The good news is that there is a small window of opportunity in which to rescue fashion, the queen of all the creative industries. The rules are beginning to change. Garment workers are fighting back (because so many cannot continue to exist on the wages our wardrobes are willing to pay), and the conscientious consumer has the opportunity to fight alongside them. The huge retailers and brands need your custom, and the government wants you to keep shopping – but it is time to change the terms.
My fear is this: unless we as fashion-lovers and consumers assert ourselves, the industry will take the path of least resistance. The combination of the global recession and the inevitable price rises of majoringredients of the fashion supply chain, such as oil and cotton, will see the big players, the multinational brands and the giant retailers that control the UK high street, become even more ruthless in grabbing their margin. The victims will be the producers, the garment workers, and eventually you and me, as design and quality are sacrificed. I don’t want that to happen.

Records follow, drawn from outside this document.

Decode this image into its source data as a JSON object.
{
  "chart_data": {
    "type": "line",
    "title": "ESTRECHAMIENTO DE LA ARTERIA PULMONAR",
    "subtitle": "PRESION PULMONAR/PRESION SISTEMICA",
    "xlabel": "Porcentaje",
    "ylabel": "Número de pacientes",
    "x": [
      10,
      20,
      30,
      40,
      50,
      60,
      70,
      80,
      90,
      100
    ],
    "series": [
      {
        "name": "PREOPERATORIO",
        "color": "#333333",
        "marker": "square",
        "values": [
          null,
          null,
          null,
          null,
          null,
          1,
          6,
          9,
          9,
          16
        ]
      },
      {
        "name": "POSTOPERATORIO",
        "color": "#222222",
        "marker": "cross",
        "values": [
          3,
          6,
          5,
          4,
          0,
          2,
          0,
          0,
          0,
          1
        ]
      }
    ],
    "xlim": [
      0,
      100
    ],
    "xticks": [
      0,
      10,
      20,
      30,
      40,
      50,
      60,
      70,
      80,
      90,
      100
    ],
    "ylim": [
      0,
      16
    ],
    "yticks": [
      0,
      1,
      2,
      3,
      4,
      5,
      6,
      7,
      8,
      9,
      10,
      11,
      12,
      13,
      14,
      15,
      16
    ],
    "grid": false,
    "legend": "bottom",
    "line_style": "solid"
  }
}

It is a battle: our weakness has become their stock in trade. Meanwhile, their enemy is the intelligent fashion consumer who asks the right questions and buys more carefully. This book is intended to guide you towards becoming that consumer. It takes you beyond the swing tickets and into the heart of contemporary garment production to reveal the truth about materials, production, and the wardrobe lives of our clothes. It also acknowledges the good as well as the bad, and aims to help you forge a fashion future that matches your aesthetic to your ethics. Ultimately, the intention is to reconnect you with the passion and excitement that turned you into a fashion-lover in the first place.